A similar reasoning applies when the author considered the filled-out structure.  In that case the result is a filled bretzel which has a boundary (the bretzel surface from the previous paragraph).
The bretzel surface can be assigned a geometry that has constant negative curvature everywhere, i.e. it's "natural" geometry is hyperbolic.  And the space is finite and has no borders.  But just as with the 2-torus, embeddings in 3-space will distort it in such a way that the curvature is no more const and changes from place to place.$\def\R{\Bbb R}$

Note on embeddings of $T^n$ in $\R^m$
You cannot embed the 3-torus in 3-space: Closed $n$-manifolds do not embed in $\R^n$.  Hence a lower bound for $T^3$ is $m\geqslant4$.
Upper bound for smooth / continuous / flat (isomentric) embeddings are given by Whitney's embedding theorem and by Nash's embedding theorem.
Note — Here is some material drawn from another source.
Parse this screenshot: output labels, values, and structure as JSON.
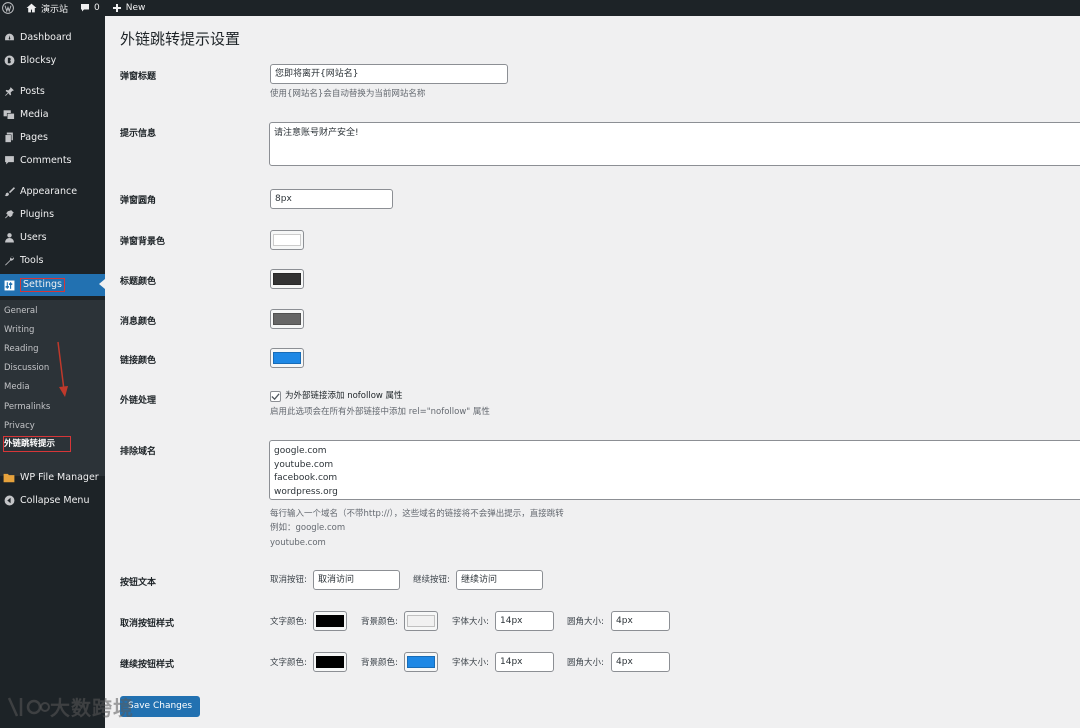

This video explains an embedding$^1$ of flat $T^2$ in $\R^3$, which is fractally crumbled.  Similar follows for $T^3$ in $\R^4$:  Nash's theorem for isometric $C^1$ embeddings$^1$ states that it's possible for $m=4$.  For a smooth, flat embedding of $T^3$ you'd need at most $30=3\!\cdot\!(3\!\cdot\!3+11)/2$ dimensions, thus $m\leqslant 30$.
There is an explicit construction of a flat, smooth embedding of $T^2$ in $\R^4$.  If similar works for $T^3$, then there is a flat, smooth embedding of $T^3$ in $\R^6$.
If the embedding should be smooth but need not be flat, Whitney's theorem gives an upper bound of $\R^5$, see here.

$^1$Nash's theorem for $C^1$ embeddings only guarantees approximate isometric embeddings, i.e. there might be an approximation error and the embedding not exactly isometric.  That error may be chosen to be arbitrarily small, though.